Let us first look at the means provided by the rules of evidence. As explained in Judge Grimm memorandum quoted above,

  1. Authentication also can be accomplished in civil cases by taking advantage of FED. R. CIV. P. 36, which permits a party to request that his or her opponent admit the "genuineness of documents."
  2. At a pretrial conference, pursuant to FED. R. CIV. P. 16(c)(3), a party may request that an opposing party agree to stipulate "regarding the authenticity of documents," and the court may take "appropriate action" regarding that request.
  3. If a party properly makes his or her FED. R. CIV. P. 26(a)(3) pretrial disclosures of documents and exhibits, then the other side has fourteen days in which to file objections. Failure to do so waives all objections other than under Rules 402 or 403, unless the court excuses the waiver for good cause. This means that if the opposing party does not raise authenticity objections within the fourteen days, they are waived.


These were the ways of authentication for web site based on evidence rules, and they would apply to other kinds of evidence as well. It is time now to look at the specific ways for web sites.
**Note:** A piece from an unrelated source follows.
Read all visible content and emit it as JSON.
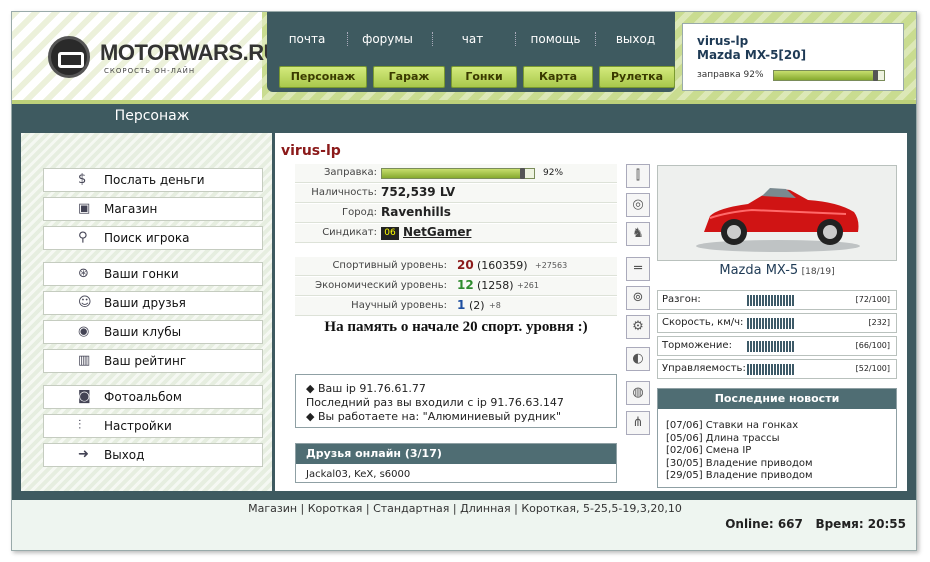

Web sites do not exist in vacuum, and their contents, when published, is not pulled from thin air. Rather, it is kept on the web developer computer. Therefore, a discovery request to produce the development environment on the web developer is more germane and is closer to the source. The web developer machine is less likely to get hacked, because it is not directly accessible from the outside web. This answers the hacking challenge. It may also contain multiple copies of the contents, thus helping to establish the authenticity even further. Moreover, in today's development environment, it is often not one but multiple developers that are creating the contents. The production request against all of these computers will cross-confirm the contents.

Just as important, a production request aimed at the developer machines will turn up email communications between the developer and the management. After all, it is the management who is ultimately responsible for the web site pronouncements.

More often than not, the web site code is also stored in version control system, such as CVS, subversion, or SourceSafe. These systems are designed to keep every version of the files changed by developers, with the developer attribution, and often developer comment.

The requests discussed above should serve as a solid foundation to authenticate the web site content in question. The developer's machine containing email and instant messaging communications with the management will give additional insights into the reasons and timing/contents of the changes.

To summarize, a solid understanding of both the technical and the legal issues involved in web site development will help to lay proper foundation in getting the web site evidence admitted in court.

The author gratefully acknowledges the editing help and numerous suggestions of Kelvin Rocquemore, Esq., of Trial Solutions.

The author is also thankful to his colleagues at the litsupport discussion group, whose discussions provide him with much inspiration and knowledge.